Median price: $118,700
Spartanburg used to be called Textile Town before the factories were shuttered and a new BMW plant became the city's main hope for economic health. The National Association of Realtors calls it one of the cheapest markets in the South, where the median home price has ticked up a mere 3 percent since 2002.
It was those housing prices and the possibility of work at that BMW factory that lured Shirley and John Coleman to South Carolina from North Brunswick, N.J.
The couple, in sight of retirement, recently began considering how old age would affect their financial health and living standards. Could they pay their $7,000 annual property tax bills with pensions and Social Security? Were they happy with their social network?
Then Mr. Coleman lost his job with Electrolux and Ms. Coleman, 53, had to quit her job in December for medical reasons. Suddenly, economic circumstance had decided.

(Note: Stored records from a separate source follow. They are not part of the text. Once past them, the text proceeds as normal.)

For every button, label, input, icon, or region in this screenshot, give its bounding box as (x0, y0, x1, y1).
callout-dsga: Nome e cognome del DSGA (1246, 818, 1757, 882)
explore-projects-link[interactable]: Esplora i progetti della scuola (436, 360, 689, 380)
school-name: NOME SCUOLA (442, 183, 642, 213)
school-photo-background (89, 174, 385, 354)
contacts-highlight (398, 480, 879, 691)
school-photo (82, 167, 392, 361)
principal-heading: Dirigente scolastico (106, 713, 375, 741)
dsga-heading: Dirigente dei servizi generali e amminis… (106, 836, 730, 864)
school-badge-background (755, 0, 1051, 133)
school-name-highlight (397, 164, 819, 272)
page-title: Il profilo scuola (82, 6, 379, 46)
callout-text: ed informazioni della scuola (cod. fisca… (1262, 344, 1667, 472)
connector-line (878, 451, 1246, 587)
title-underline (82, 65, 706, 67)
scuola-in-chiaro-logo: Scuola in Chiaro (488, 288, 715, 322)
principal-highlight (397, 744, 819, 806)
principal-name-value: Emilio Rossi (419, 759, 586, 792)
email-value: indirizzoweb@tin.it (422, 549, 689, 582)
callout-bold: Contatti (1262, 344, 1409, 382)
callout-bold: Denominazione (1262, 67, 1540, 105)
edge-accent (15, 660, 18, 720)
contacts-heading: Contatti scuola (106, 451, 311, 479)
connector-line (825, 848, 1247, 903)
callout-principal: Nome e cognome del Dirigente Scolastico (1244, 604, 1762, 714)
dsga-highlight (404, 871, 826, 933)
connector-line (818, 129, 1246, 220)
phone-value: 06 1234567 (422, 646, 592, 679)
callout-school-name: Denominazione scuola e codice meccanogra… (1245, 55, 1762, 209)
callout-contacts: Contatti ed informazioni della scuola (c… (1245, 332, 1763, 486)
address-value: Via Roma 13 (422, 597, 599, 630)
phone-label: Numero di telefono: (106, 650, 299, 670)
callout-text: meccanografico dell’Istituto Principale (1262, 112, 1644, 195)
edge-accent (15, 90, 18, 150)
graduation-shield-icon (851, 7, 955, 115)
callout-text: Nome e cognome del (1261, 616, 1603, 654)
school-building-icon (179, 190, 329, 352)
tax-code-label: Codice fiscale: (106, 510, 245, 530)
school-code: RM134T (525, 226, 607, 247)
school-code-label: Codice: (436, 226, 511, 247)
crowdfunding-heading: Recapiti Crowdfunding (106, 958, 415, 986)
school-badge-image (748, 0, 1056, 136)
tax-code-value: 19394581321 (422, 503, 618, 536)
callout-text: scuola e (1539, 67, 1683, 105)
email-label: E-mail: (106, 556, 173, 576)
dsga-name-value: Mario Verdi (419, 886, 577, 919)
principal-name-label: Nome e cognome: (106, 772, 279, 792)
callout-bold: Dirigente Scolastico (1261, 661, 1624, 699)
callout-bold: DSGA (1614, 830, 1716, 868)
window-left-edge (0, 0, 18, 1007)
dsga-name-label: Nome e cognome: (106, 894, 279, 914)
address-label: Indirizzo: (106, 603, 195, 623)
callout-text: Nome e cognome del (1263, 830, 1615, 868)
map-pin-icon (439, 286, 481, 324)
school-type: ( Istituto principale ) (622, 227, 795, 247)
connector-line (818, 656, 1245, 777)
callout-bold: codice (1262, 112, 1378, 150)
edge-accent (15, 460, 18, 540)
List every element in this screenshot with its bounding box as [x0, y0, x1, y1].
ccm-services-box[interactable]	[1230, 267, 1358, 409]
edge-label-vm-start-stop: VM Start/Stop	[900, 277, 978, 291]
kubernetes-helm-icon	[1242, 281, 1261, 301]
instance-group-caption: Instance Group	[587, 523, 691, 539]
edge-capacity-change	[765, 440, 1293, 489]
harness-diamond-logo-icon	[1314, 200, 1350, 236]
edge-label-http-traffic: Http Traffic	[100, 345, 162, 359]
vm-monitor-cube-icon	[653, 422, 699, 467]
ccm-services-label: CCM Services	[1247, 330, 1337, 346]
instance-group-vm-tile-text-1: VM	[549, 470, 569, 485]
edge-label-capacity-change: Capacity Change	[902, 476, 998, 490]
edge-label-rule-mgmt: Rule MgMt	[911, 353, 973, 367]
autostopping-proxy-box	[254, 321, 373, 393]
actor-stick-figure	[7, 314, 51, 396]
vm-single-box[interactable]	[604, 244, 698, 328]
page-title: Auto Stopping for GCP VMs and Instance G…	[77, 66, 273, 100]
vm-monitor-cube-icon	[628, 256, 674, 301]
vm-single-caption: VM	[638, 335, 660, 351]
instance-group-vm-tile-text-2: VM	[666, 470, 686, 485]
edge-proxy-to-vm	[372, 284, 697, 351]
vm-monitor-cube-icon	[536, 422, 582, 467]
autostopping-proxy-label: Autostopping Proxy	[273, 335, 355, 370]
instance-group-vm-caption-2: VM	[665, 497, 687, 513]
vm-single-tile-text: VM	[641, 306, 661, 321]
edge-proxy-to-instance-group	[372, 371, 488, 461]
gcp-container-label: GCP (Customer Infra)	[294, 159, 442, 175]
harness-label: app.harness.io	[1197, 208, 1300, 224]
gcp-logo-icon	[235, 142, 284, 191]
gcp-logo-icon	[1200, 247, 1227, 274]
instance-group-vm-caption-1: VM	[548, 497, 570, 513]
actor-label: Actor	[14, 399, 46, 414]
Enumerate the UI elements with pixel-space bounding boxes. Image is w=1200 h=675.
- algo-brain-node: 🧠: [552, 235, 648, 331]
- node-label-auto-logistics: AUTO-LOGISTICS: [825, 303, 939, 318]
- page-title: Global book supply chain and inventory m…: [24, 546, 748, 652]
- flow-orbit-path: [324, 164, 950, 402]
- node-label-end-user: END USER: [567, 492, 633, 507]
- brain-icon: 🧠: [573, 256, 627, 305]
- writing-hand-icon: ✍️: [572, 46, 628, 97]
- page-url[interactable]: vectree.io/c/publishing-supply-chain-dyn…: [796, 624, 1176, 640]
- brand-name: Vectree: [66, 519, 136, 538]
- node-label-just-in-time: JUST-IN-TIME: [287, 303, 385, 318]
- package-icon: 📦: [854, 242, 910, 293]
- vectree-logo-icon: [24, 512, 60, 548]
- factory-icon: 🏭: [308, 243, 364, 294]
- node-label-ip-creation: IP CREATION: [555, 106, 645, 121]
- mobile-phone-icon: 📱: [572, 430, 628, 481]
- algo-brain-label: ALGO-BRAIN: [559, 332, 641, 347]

They would sell the house and move south, where land was cheaper and where their family once lived.
"It's just so hard now," Ms. Coleman said. "The mortgage, the insurance, the car insurance and the taxes were just outrageous. We had to change our ways. We couldn't go out like we used to. Things just got really tight."
They began driving south. Virginia wasn't far enough for Mr. Coleman, so the couple visited North Carolina and looked at some "really nice houses" in Raleigh and Durham. Nothing captured their attention, so they continued on, landing in Spartanburg.
They pounced on a foreclosure deal, paying $85,000 for a four-bedroom house with a large kitchen and a $600 annual property tax bill. The Colemans sold their house in New Jersey for $260,000, enough to pay for a roof and a kitchen floor in their new house, with plenty left over.
"We don't have the big bills," Ms. Coleman said. "It'll be a different environment. We're ready for that, too - ready to slow down."
Youngstown, Ohio
Median price: $82,900
Youngstown was an escape hatch for the Kaplin family.
Three years ago, Ken Kaplin lost his job developing stealth technology, but he and his wife, Sherri, decided to stick it out at their home in New Haven. The Kaplins' children were in school and the family had a well-formed social network through their Orthodox Jewish synagogue.
But three years passed with no job prospects for Mr. Kaplin, and the pressure of caring for children and aging parents forced Ms. Kaplin to give up her job as a certified nurse's assistant. With each month and each mortgage payment, the family carved itself more debt. They decided they had to sell the house, buy in a cheaper market and use the equity to pay their bills and survive until Mr. Kaplin found work.
Mr. Kaplin began cross-checking cities with affordable housing against cities with Orthodox synagogues, quickly narrowing his search to Ohio. They discovered Youngstown, a struggling Rust Belt city whose economy is propped up by an aluminum factory. Home prices have dropped nearly 3 percent since last year, according to the National Association of Realtors.
They needed a house within walking distance of a synagogue, one that would be big enough for Mr. and Ms. Kaplin and their two daughters, and the husband and wife's two aging mothers. And they needed the house to cost less than $200,000.
In August, they bought a 2,800-square-foot colonial for $169,000. Previously owned by a doctor, it is just outside Youngstown, in Liberty Township, and has six bedrooms and a finished basement, Mr. Kaplin said.
The Kaplins' 6-year-old daughter took the move in stride, but they had problems placing their 15-year-old daughter in the right classes at school. She fell behind in her classes and has struggled to adjust to a new state where she knows no one, but has been making progress.
Mr. Kaplin is looking for work in any field he can, as a truck driver, teacher or banker. The New Haven house remains a millstone.
The Kaplins gambled, buying in Ohio before selling their ranch-style home, on the market for $320,000. Once they close that deal, they said, they'll at last be free.